In the UAE, parenteral nutrition practices are similar to ASPEN guidelines. Thus, the recommendations were drafted based on ASPEN guidelines as a prototype. Utilizing a combination of both MCB-PN and compounded PN could reduce pharmacy workload and costs while maintaining flexibility. Outsource compounding is considered when the number of PN orders is deficient and staff competency/resources are limited. However, some of the organizations have a delay in the supply of outsourced PN. Compounded PN is most suitable for patients with rapidly changing requirements such as neonates, PICU, and ICU critically ill patients. Automation and integration between prescribing and automated compounder machine will streamline the labor-intensive process. Automated compounding systems save money in allowing hospital pharmacies to produce compounded PN with safety, consistency, and lower total product cost (Raimbault, 2012). This improves accuracy and efficiency and minimizes the need for manual additions, reducing microbial and particulate contamination risk. This makes it possible to compound many bags and probably sell compounded PN to other hospitals. Market shortage of components or other resources to individual compound PN shall create an opportunity for using MCB-PN as an alternative in adults and pediatrics (age range 1–18 yrs.) (Chhim et al., 2015). MCB-PN is a close stable system, ready to use, and does not require refrigeration, making them a useful option for stable home PN patients. MCB-PN may not be appropriate for all patients. The volume of the bag is fixed. Thus, MCB-PN may not be a suitable option for fluid restricted patients. Both MCB-PN and compounded PN are available in UAE to administer through peripheral or central lines. Across UAE hospitals, the central line is the main route of administration of PN solution to avoid the risk of thrombophlebitis (Ayers, 2014). Adult MCB-PN formulations are available, but pediatric products are limited in the UAE. A broader selection of MCB products is available in Europe, the US, and some other parts of the world compared with the UAE. Exclusive use of MCB-PN has the risk of metabolic complications (e.g., hyperglycemia, hypertriglyceridemia, or electrolyte imbalances) compared to patient-tailored, compounded PN (Gervasio, 2012).

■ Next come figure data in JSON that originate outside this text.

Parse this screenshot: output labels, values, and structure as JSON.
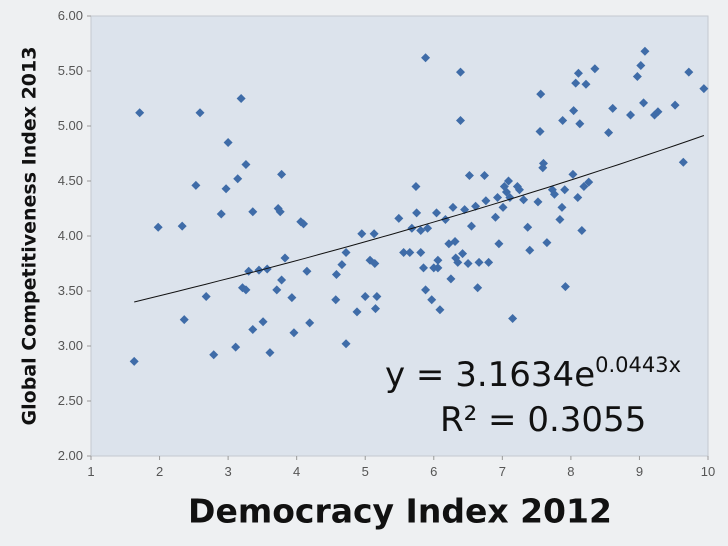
{
  "chart_data": {
    "type": "scatter",
    "x_label": "Democracy Index 2012",
    "y_label": "Global Competitiveness Index 2013",
    "equation": "y = 3.1634e",
    "equation_exponent": "0.0443x",
    "r_squared_label": "R² = 0.3055",
    "trendline": {
      "a": 3.1634,
      "b": 0.0443
    },
    "color": "#3f6ca8",
    "xlim": [
      1,
      10
    ],
    "ylim": [
      2,
      6
    ],
    "xticks": [
      1,
      2,
      3,
      4,
      5,
      6,
      7,
      8,
      9,
      10
    ],
    "yticks": [
      {
        "value": 2,
        "label": "2.00"
      },
      {
        "value": 2.5,
        "label": "2.50"
      },
      {
        "value": 3,
        "label": "3.00"
      },
      {
        "value": 3.5,
        "label": "3.50"
      },
      {
        "value": 4,
        "label": "4.00"
      },
      {
        "value": 4.5,
        "label": "4.50"
      },
      {
        "value": 5,
        "label": "5.00"
      },
      {
        "value": 5.5,
        "label": "5.50"
      },
      {
        "value": 6,
        "label": "6.00"
      }
    ],
    "x": [
      1.63,
      1.71,
      1.98,
      2.33,
      2.36,
      2.53,
      2.59,
      2.68,
      2.79,
      2.9,
      2.97,
      3.0,
      3.11,
      3.14,
      3.19,
      3.21,
      3.26,
      3.26,
      3.3,
      3.36,
      3.36,
      3.45,
      3.51,
      3.57,
      3.61,
      3.71,
      3.73,
      3.76,
      3.78,
      3.78,
      3.83,
      3.93,
      3.96,
      4.06,
      4.1,
      4.15,
      4.19,
      4.57,
      4.58,
      4.66,
      4.72,
      4.72,
      4.88,
      4.95,
      5.0,
      5.07,
      5.13,
      5.14,
      5.15,
      5.17,
      5.49,
      5.56,
      5.65,
      5.68,
      5.74,
      5.75,
      5.81,
      5.81,
      5.85,
      5.88,
      5.88,
      5.91,
      5.97,
      6.0,
      6.04,
      6.06,
      6.06,
      6.09,
      6.17,
      6.22,
      6.25,
      6.28,
      6.31,
      6.32,
      6.35,
      6.39,
      6.39,
      6.42,
      6.45,
      6.5,
      6.52,
      6.55,
      6.61,
      6.64,
      6.66,
      6.74,
      6.76,
      6.8,
      6.9,
      6.93,
      6.95,
      7.01,
      7.03,
      7.06,
      7.09,
      7.11,
      7.15,
      7.22,
      7.25,
      7.31,
      7.37,
      7.4,
      7.52,
      7.55,
      7.56,
      7.59,
      7.6,
      7.65,
      7.73,
      7.76,
      7.84,
      7.87,
      7.88,
      7.91,
      7.92,
      8.03,
      8.04,
      8.07,
      8.1,
      8.11,
      8.13,
      8.16,
      8.19,
      8.22,
      8.26,
      8.35,
      8.55,
      8.61,
      8.87,
      8.97,
      9.02,
      9.08,
      9.06,
      9.22,
      9.27,
      9.52,
      9.64,
      9.72,
      9.94
    ],
    "y": [
      2.86,
      5.12,
      4.08,
      4.09,
      3.24,
      4.46,
      5.12,
      3.45,
      2.92,
      4.2,
      4.43,
      4.85,
      2.99,
      4.52,
      5.25,
      3.53,
      4.65,
      3.51,
      3.68,
      4.22,
      3.15,
      3.69,
      3.22,
      3.7,
      2.94,
      3.51,
      4.25,
      4.22,
      4.56,
      3.6,
      3.8,
      3.44,
      3.12,
      4.13,
      4.11,
      3.68,
      3.21,
      3.42,
      3.65,
      3.74,
      3.02,
      3.85,
      3.31,
      4.02,
      3.45,
      3.78,
      4.02,
      3.75,
      3.34,
      3.45,
      4.16,
      3.85,
      3.85,
      4.07,
      4.45,
      4.21,
      4.05,
      3.85,
      3.71,
      5.62,
      3.51,
      4.07,
      3.42,
      3.71,
      4.21,
      3.71,
      3.78,
      3.33,
      4.15,
      3.93,
      3.61,
      4.26,
      3.95,
      3.8,
      3.76,
      5.49,
      5.05,
      3.84,
      4.24,
      3.75,
      4.55,
      4.09,
      4.27,
      3.53,
      3.76,
      4.55,
      4.32,
      3.76,
      4.17,
      4.35,
      3.93,
      4.26,
      4.45,
      4.4,
      4.5,
      4.35,
      3.25,
      4.45,
      4.42,
      4.33,
      4.08,
      3.87,
      4.31,
      4.95,
      5.29,
      4.62,
      4.66,
      3.94,
      4.42,
      4.38,
      4.15,
      4.26,
      5.05,
      4.42,
      3.54,
      4.56,
      5.14,
      5.39,
      4.35,
      5.48,
      5.02,
      4.05,
      4.45,
      5.38,
      4.49,
      5.52,
      4.94,
      5.16,
      5.1,
      5.45,
      5.55,
      5.68,
      5.21,
      5.1,
      5.13,
      5.19,
      4.67,
      5.49,
      5.34
    ]
  }
}
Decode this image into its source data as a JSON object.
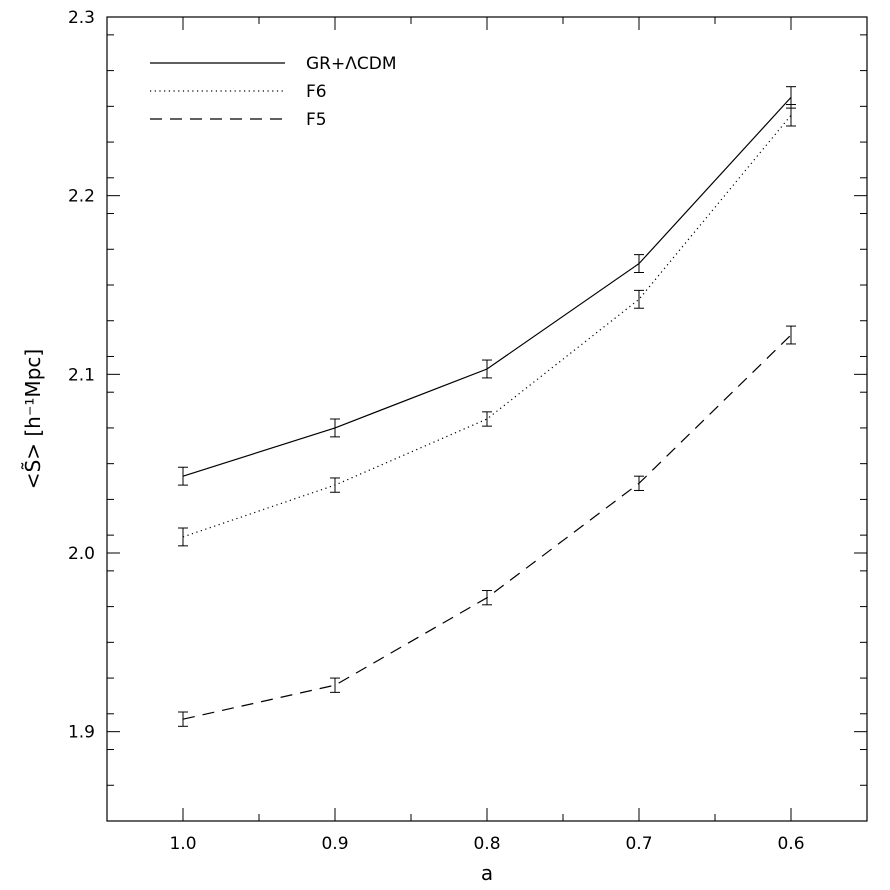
{
  "chart_data": {
    "type": "line",
    "xlabel": "a",
    "ylabel": "<S̃> [h⁻¹Mpc]",
    "xlim": [
      1.05,
      0.55
    ],
    "ylim": [
      1.85,
      2.3
    ],
    "x_reversed": true,
    "xticks": [
      1.0,
      0.9,
      0.8,
      0.7,
      0.6
    ],
    "xtick_labels": [
      "1.0",
      "0.9",
      "0.8",
      "0.7",
      "0.6"
    ],
    "yticks": [
      1.9,
      2.0,
      2.1,
      2.2,
      2.3
    ],
    "ytick_labels": [
      "1.9",
      "2.0",
      "2.1",
      "2.2",
      "2.3"
    ],
    "grid": false,
    "legend_position": "top-left",
    "x": [
      1.0,
      0.9,
      0.8,
      0.7,
      0.6
    ],
    "series": [
      {
        "name": "GR+ΛCDM",
        "line_style": "solid",
        "values": [
          2.043,
          2.07,
          2.103,
          2.162,
          2.255
        ],
        "errors": [
          0.005,
          0.005,
          0.005,
          0.005,
          0.006
        ]
      },
      {
        "name": "F6",
        "line_style": "dotted",
        "values": [
          2.009,
          2.038,
          2.075,
          2.142,
          2.245
        ],
        "errors": [
          0.005,
          0.004,
          0.004,
          0.005,
          0.006
        ]
      },
      {
        "name": "F5",
        "line_style": "dashed",
        "values": [
          1.907,
          1.926,
          1.975,
          2.039,
          2.122
        ],
        "errors": [
          0.004,
          0.004,
          0.004,
          0.004,
          0.005
        ]
      }
    ]
  }
}
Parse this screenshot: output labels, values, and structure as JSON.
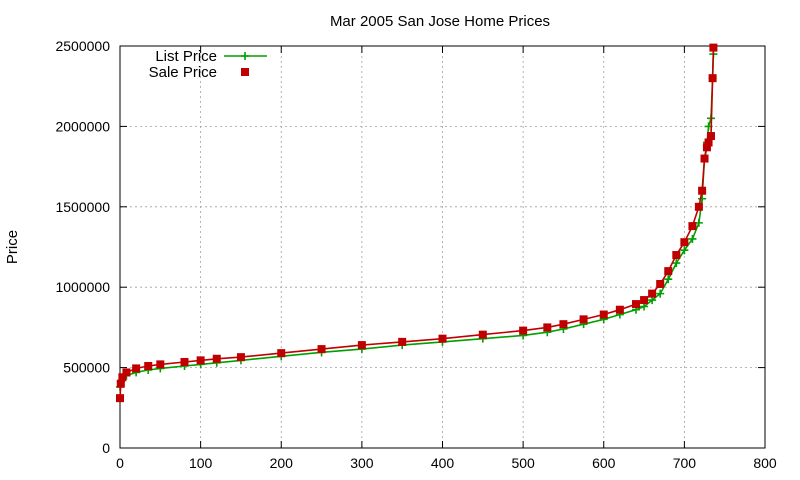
{
  "chart_data": {
    "type": "line",
    "title": "Mar 2005 San Jose Home Prices",
    "xlabel": "",
    "ylabel": "Price",
    "xlim": [
      0,
      800
    ],
    "ylim": [
      0,
      2500000
    ],
    "x_ticks": [
      "0",
      "100",
      "200",
      "300",
      "400",
      "500",
      "600",
      "700",
      "800"
    ],
    "y_ticks": [
      "0",
      "500000",
      "1000000",
      "1500000",
      "2000000",
      "2500000"
    ],
    "grid": true,
    "legend_position": "top-left",
    "count": 737,
    "series": [
      {
        "name": "List Price",
        "color": "#00a000",
        "marker": "plus",
        "x": [
          0,
          1,
          3,
          8,
          20,
          35,
          50,
          80,
          100,
          120,
          150,
          200,
          250,
          300,
          350,
          400,
          450,
          500,
          530,
          550,
          575,
          600,
          620,
          640,
          650,
          660,
          670,
          680,
          690,
          700,
          710,
          718,
          722,
          725,
          728,
          730,
          733,
          735,
          736
        ],
        "y": [
          380000,
          410000,
          430000,
          450000,
          470000,
          485000,
          495000,
          510000,
          520000,
          530000,
          545000,
          570000,
          595000,
          615000,
          640000,
          660000,
          680000,
          700000,
          720000,
          740000,
          770000,
          800000,
          830000,
          860000,
          880000,
          920000,
          960000,
          1050000,
          1150000,
          1230000,
          1300000,
          1400000,
          1550000,
          1800000,
          1900000,
          2000000,
          2050000,
          2300000,
          2450000
        ]
      },
      {
        "name": "Sale Price",
        "color": "#c00000",
        "marker": "square",
        "x": [
          0,
          1,
          3,
          8,
          20,
          35,
          50,
          80,
          100,
          120,
          150,
          200,
          250,
          300,
          350,
          400,
          450,
          500,
          530,
          550,
          575,
          600,
          620,
          640,
          650,
          660,
          670,
          680,
          690,
          700,
          710,
          718,
          722,
          725,
          728,
          730,
          733,
          735,
          736
        ],
        "y": [
          310000,
          400000,
          440000,
          470000,
          495000,
          510000,
          520000,
          535000,
          545000,
          555000,
          565000,
          590000,
          615000,
          640000,
          660000,
          680000,
          705000,
          730000,
          750000,
          770000,
          800000,
          830000,
          860000,
          895000,
          920000,
          960000,
          1020000,
          1100000,
          1200000,
          1280000,
          1380000,
          1500000,
          1600000,
          1800000,
          1870000,
          1900000,
          1940000,
          2300000,
          2490000
        ]
      }
    ]
  }
}
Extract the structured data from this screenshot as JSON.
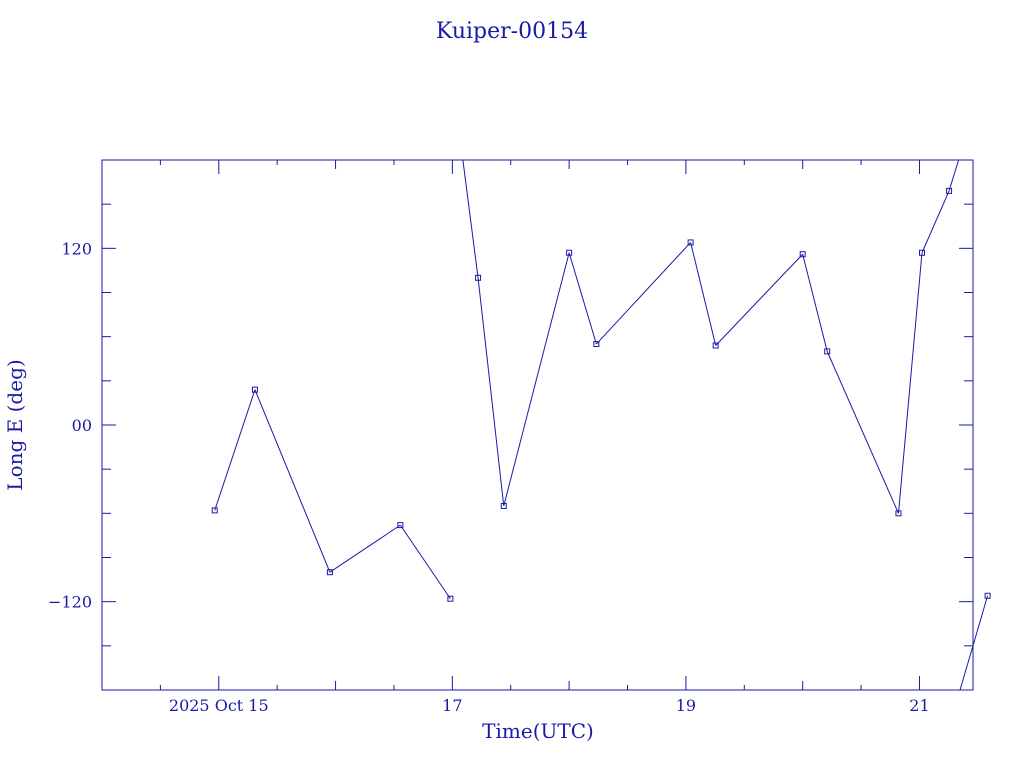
{
  "chart_data": {
    "type": "line",
    "title": "Kuiper-00154",
    "xlabel": "Time(UTC)",
    "ylabel": "Long E (deg)",
    "x_ticks": [
      {
        "value": "2025-10-15",
        "label": "2025 Oct 15"
      },
      {
        "value": "2025-10-17",
        "label": "17"
      },
      {
        "value": "2025-10-19",
        "label": "19"
      },
      {
        "value": "2025-10-21",
        "label": "21"
      }
    ],
    "y_ticks": [
      {
        "value": 120,
        "label": "120"
      },
      {
        "value": 0,
        "label": "00"
      },
      {
        "value": -120,
        "label": "-120"
      }
    ],
    "xlim": [
      "2025-10-14T00:00",
      "2025-10-21T11:00"
    ],
    "ylim": [
      -180,
      180
    ],
    "grid": false,
    "legend": "none",
    "series": [
      {
        "points": [
          {
            "x": "2025-10-14T23:10",
            "y": -58
          },
          {
            "x": "2025-10-15T07:26",
            "y": 24
          },
          {
            "x": "2025-10-15T22:50",
            "y": -100
          },
          {
            "x": "2025-10-16T13:19",
            "y": -68
          },
          {
            "x": "2025-10-16T23:36",
            "y": -118
          },
          {
            "x": "2025-10-17T02:10",
            "y": 180
          },
          {
            "x": "2025-10-17T05:17",
            "y": 100
          },
          {
            "x": "2025-10-17T10:34",
            "y": -55
          },
          {
            "x": "2025-10-18T00:00",
            "y": 117
          },
          {
            "x": "2025-10-18T05:36",
            "y": 55
          },
          {
            "x": "2025-10-19T00:58",
            "y": 124
          },
          {
            "x": "2025-10-19T06:07",
            "y": 54
          },
          {
            "x": "2025-10-20T00:00",
            "y": 116
          },
          {
            "x": "2025-10-20T05:02",
            "y": 50
          },
          {
            "x": "2025-10-20T19:41",
            "y": -60
          },
          {
            "x": "2025-10-21T00:31",
            "y": 117
          },
          {
            "x": "2025-10-21T06:05",
            "y": 159
          },
          {
            "x": "2025-10-21T08:02",
            "y": 180
          },
          {
            "x": "2025-10-21T08:20",
            "y": -180
          },
          {
            "x": "2025-10-21T14:00",
            "y": -116
          }
        ]
      }
    ]
  }
}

Several studies showed that the use of MCB-PN is a less costly alternative to compounded PN (Bigioni, 2014; Turpin, 2011). Compounded PN is considered less costly and more profitable compared to MCB-PN if more bags per day are used, so it seems reasonable to use compounded PN bags in hospitals with a high volume of patients. In small hospitals, MCB-PN is more advantageous. However, the PN's profitability should not impact the healthcare professional's decisions on the choice of MCB-PN or compounded PN despite PN therapy. The compounded PN is usually under the general exclusion of health insurance plans and has limited insurance reimbursement. The payments by the patients are necessary. The Dubai Health Authority and the Department of Health in the UAE have adopted the International Refined Diagnosis Related Groups (IR-DRGs) model for inpatient hospital payment. So, when PN is administered in the hospital, its payment is included in the DRG. No justification for using it is needed (Mihailovic, 2016). The SWOT analysis and recommendations of choice of MCB-PN and compounded PN in UAE are well-received. The impact of it needs to be studied on how useful it is to start, stop, scale-up or scale-down MCB-PN and compounded PN in UAE.

Conclusions

This SWOT analysis comprehensively covers relevant factors on the choice of MCB-PN and compounded PN in the UAE. Recommendations derived from the SWOT analysis are helpful in decision-making. Major PN providers in the country received this guidance well. Evaluation of the impact of this guidance and further modifications are planned in the future.

Funding Support

The authors declare that they have no funding support for this study.

Conflict of Interest

The authors declare that they have no conflict of interest for this study.